"Sampai ketemu 2taun 8bulan kemudian..."
•
•
•
•
•Di sini Haechan sekarang, di gedung tempatnya menjabat sebagai Pimpinan kantor Cabang Utama. Bukan kembali untuk bekerja, melainkan pulang ke rumahnya—gedung bank adalah miliknya: lantai teras dijadikan ruangan tempat tinggal. Berangkat dengan pesawat penerbangan jadwal pertama dan tiba di kota itu menjelang siang. Bukan lagi seorang karyawan, dia masuk ke rumah melalui pintu di area parkir mobil di lantai tujuh. Kakinya menuju sofa di tengah ruangan, lalu menghempaskan tubuh di sana untuk beristirahat. Meski ditinggalkan, rumah itu tetap terasa nyaman—seorang ART diperkerjakan untuk merawat kebersihannya.
Bip, bip, bib ...Seseorang memencet password pada kunci pintu digital. Haechan tak perlu menengok siapa yang masuk tanpa permisi, itu Jaemin, dia yang memanggil lelaki itu untuk datang.
"Ngapain ke sini? Ada urusan? Kafe lo di sana lancar?" tanya Jaemin bertubi-tubi.
"Jaem," gumam Haechan. Dia bisa merasakan Jaemin duduk di sebelahnya, matanya sedang terpejam.
"Paan?" Jaemin menyahut malas.
"Gue rindu," ucap Haechan.
"Akhirnya ...," sambut Jaemin bersenandung. "Akhirnya lo punya perasaan ke gue. Akhirnya gue dihomoin juga."
Plak! Bantal sofa melayang menghantam tubuh Jaemin.
"Sinting! Main pukul aja," bentak Jaemin.
"Gue serius," ulang Haechan.
"I miss you too, baby."
Haechan membuka mata, duduk tegak dan meraih bantal sofa lainnya ingin dia lempar Jaemin.
"Galak banget!" teriak Jaemin, siapa tahu ada yang mendengarnya dan datang menolong sebelum bantal itu memukulnya. "Love language lo main kasar , ya, sekarang?!"
"Maksud gue, Renjun," beritahu Haechan. Bantal di tangannya tak jadi digunakan memukul, melainkan dia peluk.

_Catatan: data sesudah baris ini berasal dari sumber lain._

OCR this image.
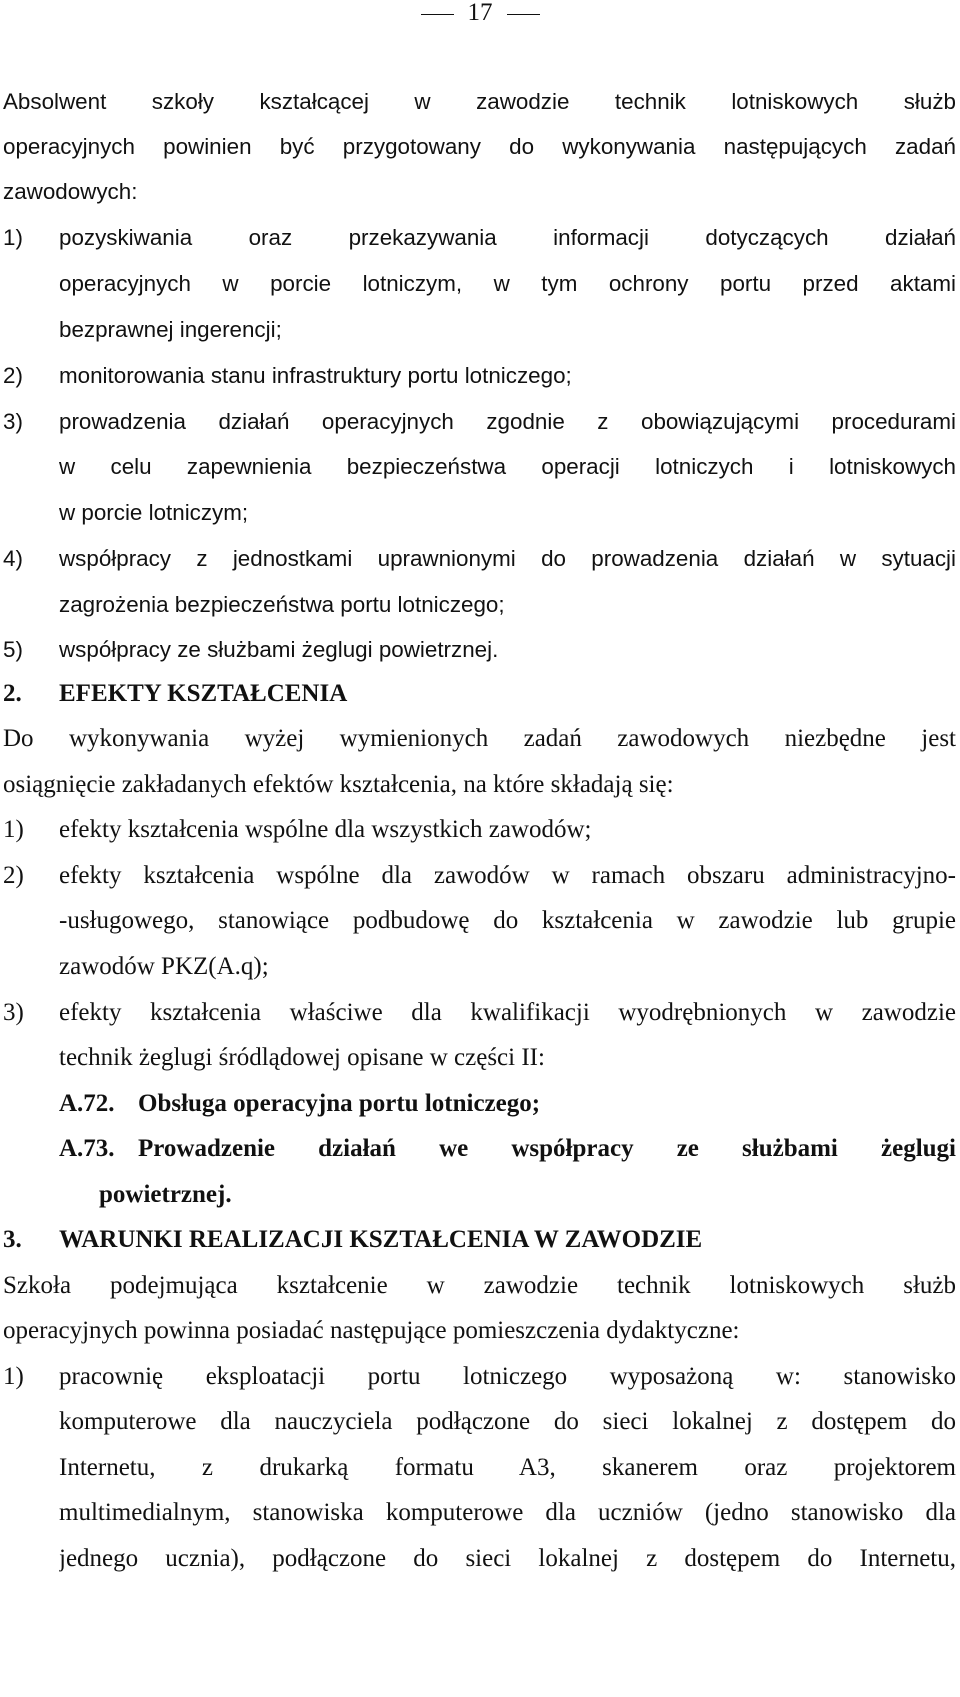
17
Absolwent szkoły kształcącej w zawodzie technik lotniskowych służb
operacyjnych powinien być przygotowany do wykonywania następujących zadań
zawodowych:
1) pozyskiwania oraz przekazywania informacji dotyczących działań
operacyjnych w porcie lotniczym, w tym ochrony portu przed aktami
bezprawnej ingerencji;
2) monitorowania stanu infrastruktury portu lotniczego;
3) prowadzenia działań operacyjnych zgodnie z obowiązującymi procedurami
w celu zapewnienia bezpieczeństwa operacji lotniczych i lotniskowych
w porcie lotniczym;
4) współpracy z jednostkami uprawnionymi do prowadzenia działań w sytuacji
zagrożenia bezpieczeństwa portu lotniczego;
5) współpracy ze służbami żeglugi powietrznej.
2. EFEKTY KSZTAŁCENIA
Do wykonywania wyżej wymienionych zadań zawodowych niezbędne jest
osiągnięcie zakładanych efektów kształcenia, na które składają się:
1) efekty kształcenia wspólne dla wszystkich zawodów;
2) efekty kształcenia wspólne dla zawodów w ramach obszaru administracyjno-
-usługowego, stanowiące podbudowę do kształcenia w zawodzie lub grupie
zawodów PKZ(A.q);
3) efekty kształcenia właściwe dla kwalifikacji wyodrębnionych w zawodzie
technik żeglugi śródlądowej opisane w części II:
A.72. Obsługa operacyjna portu lotniczego;
A.73. Prowadzenie działań we współpracy ze służbami żeglugi
powietrznej.
3. WARUNKI REALIZACJI KSZTAŁCENIA W ZAWODZIE
Szkoła podejmująca kształcenie w zawodzie technik lotniskowych służb
operacyjnych powinna posiadać następujące pomieszczenia dydaktyczne:
1) pracownię eksploatacji portu lotniczego wyposażoną w: stanowisko
komputerowe dla nauczyciela podłączone do sieci lokalnej z dostępem do
Internetu, z drukarką formatu A3, skanerem oraz projektorem
multimedialnym, stanowiska komputerowe dla uczniów (jedno stanowisko dla
jednego ucznia), podłączone do sieci lokalnej z dostępem do Internetu,
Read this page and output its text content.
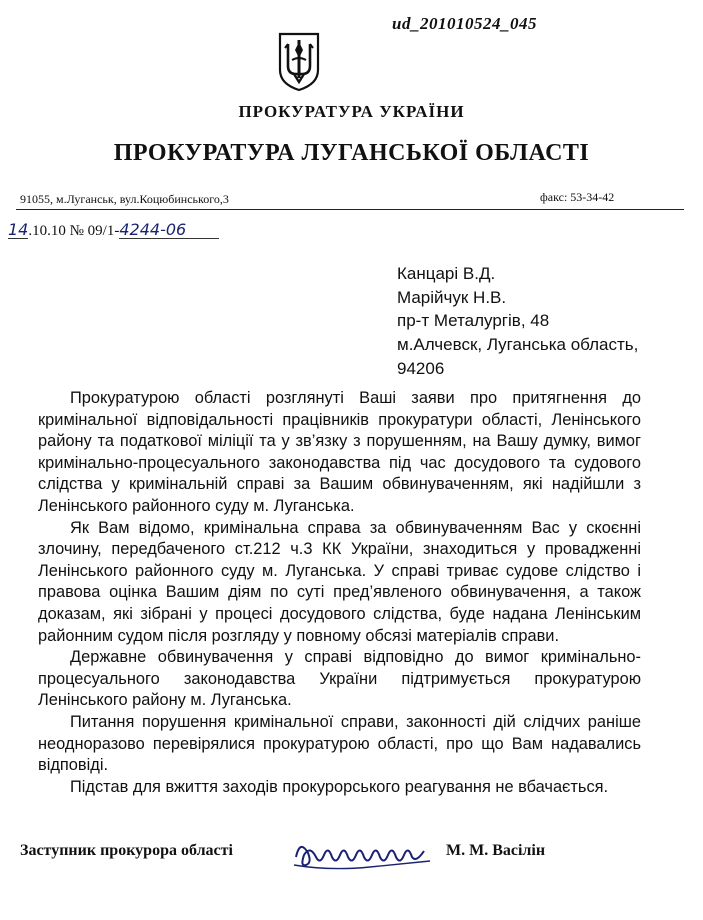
ud_201010524_045
ПРОКУРАТУРА УКРАЇНИ
ПРОКУРАТУРА ЛУГАНСЬКОЇ ОБЛАСТІ
91055, м.Луганськ, вул.Коцюбинського,3	факс: 53-34-42
14.10.10 № 09/1-4244-06
Канцарі В.Д.
Марійчук Н.В.
пр-т Металургів, 48
м.Алчевск, Луганська область,
94206

Прокуратурою області розглянуті Ваші заяви про притягнення до кримінальної відповідальності працівників прокуратури області, Ленінського району та податкової міліції та у зв’язку з порушенням, на Вашу думку, вимог кримінально-процесуального законодавства під час досудового та судового слідства у кримінальній справі за Вашим обвинуваченням, які надійшли з Ленінського районного суду м. Луганська.

Як Вам відомо, кримінальна справа за обвинуваченням Вас у скоєнні злочину, передбаченого ст.212 ч.3 КК України, знаходиться у провадженні Ленінського районного суду м. Луганська. У справі триває судове слідство і правова оцінка Вашим діям по суті пред’явленого обвинувачення, а також доказам, які зібрані у процесі досудового слідства, буде надана Ленінським районним судом після розгляду у повному обсязі матеріалів справи.

Державне обвинувачення у справі відповідно до вимог кримінально-процесуального законодавства України підтримується прокуратурою Ленінського району м. Луганська.

Питання порушення кримінальної справи, законності дій слідчих раніше неодноразово перевірялися прокуратурою області, про що Вам надавались відповіді.

Підстав для вжиття заходів прокурорського реагування не вбачається.

Заступник прокурора області	М. М. Васілін
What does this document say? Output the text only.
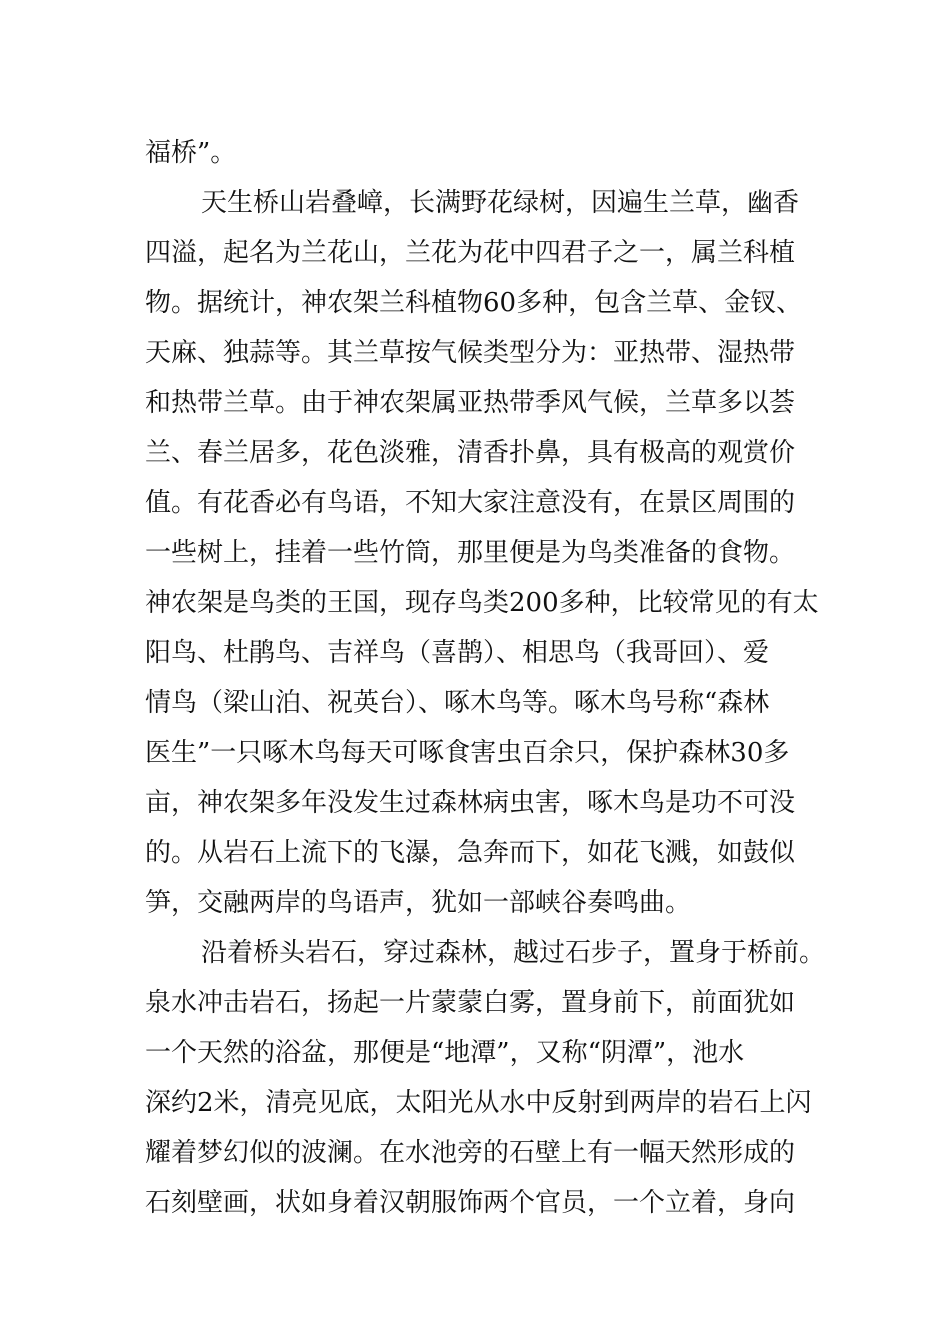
福桥”。
天生桥山岩叠嶂，长满野花绿树，因遍生兰草，幽香
四溢，起名为兰花山，兰花为花中四君子之一，属兰科植
物。据统计，神农架兰科植物60多种，包含兰草、金钗、
天麻、独蒜等。其兰草按气候类型分为：亚热带、湿热带
和热带兰草。由于神农架属亚热带季风气候，兰草多以荟
兰、春兰居多，花色淡雅，清香扑鼻，具有极高的观赏价
值。有花香必有鸟语，不知大家注意没有，在景区周围的
一些树上，挂着一些竹筒，那里便是为鸟类准备的食物。
神农架是鸟类的王国，现存鸟类200多种，比较常见的有太
阳鸟、杜鹃鸟、吉祥鸟（喜鹊）、相思鸟（我哥回）、爱
情鸟（梁山泊、祝英台）、啄木鸟等。啄木鸟号称“森林
医生”一只啄木鸟每天可啄食害虫百余只，保护森林30多
亩，神农架多年没发生过森林病虫害，啄木鸟是功不可没
的。从岩石上流下的飞瀑，急奔而下，如花飞溅，如鼓似
笋，交融两岸的鸟语声，犹如一部峡谷奏鸣曲。
沿着桥头岩石，穿过森林，越过石步子，置身于桥前。
泉水冲击岩石，扬起一片蒙蒙白雾，置身前下，前面犹如
一个天然的浴盆，那便是“地潭”，又称“阴潭”，池水
深约2米，清亮见底，太阳光从水中反射到两岸的岩石上闪
耀着梦幻似的波澜。在水池旁的石壁上有一幅天然形成的
石刻壁画，状如身着汉朝服饰两个官员，一个立着，身向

Ekspresi mencibir Jaemin seketika terpampang. "Rindu? Ya bilang ke orangnya. Malah curhat ke gue. Ga ada yang bisa dijadiin teman curhat di sana? Kan ada abang sepupu lo."
"Ga bisa." Haechan menghela napas berat. "Curhat ke Bang Kun? Yang ada gue diketawain."
"Lah?!" ujar Jaemin, terkekeh. "Lo cerita ke gue—sama—bakal gue ketawain sekaligus gue nyinyirin."
"Bodo amat," Haechan menanggapi. "Seengganya lo kenal Renjun. Lagian nyinyiran lo suka bikin gue sadar."
"Kalian berantem?" tebak Jaemin. "Eh, seingat gue lo berdua bucinnya suka adu mulut, kan?" tanyanya. "Masih?"
"Dia ga boleh tau gue ga baik-baik aja."
Lagi-lagi tampangnya mencemooh secara terang-terangan. "Gue sangat yakin Renjun tau lo ga baik-baik aja," kata Jaemin.
"Gue pernah kepergok mimpi buruk—"
"—Mimpi apaan? Kok Renjun tau lo mimpi buruk? Dia liat lo lagi tidur? Renjun kan di Inggris," potong Jaemin.
"Mimpiin dia ngilang. Akhir-akhir ini gue sering ngulang kejadian dia ngilang saat tidur," ucap Haechan pelan. "Yah, Renjun ngawasin gue tidur. Perbedaan waktu ada untungnya—ternyata ...We always look at each other every night."
"By phone?" tanya Jaemin, wajahnya mengambil kuda-kuda untuk mencemooh. Haechan mengangguk. "Idih!" Bibirnya mencibir. "Udah kayak orang pacaran aja lo berdua."
"Jaem," geram Haechan.
"Iya iya, lo berdua ga pacaran, tapi udah macam-macam," ucap Jaemin buru-buru. "Katanya udah deep banget, eh malah dibiarin pergi. Aneh!"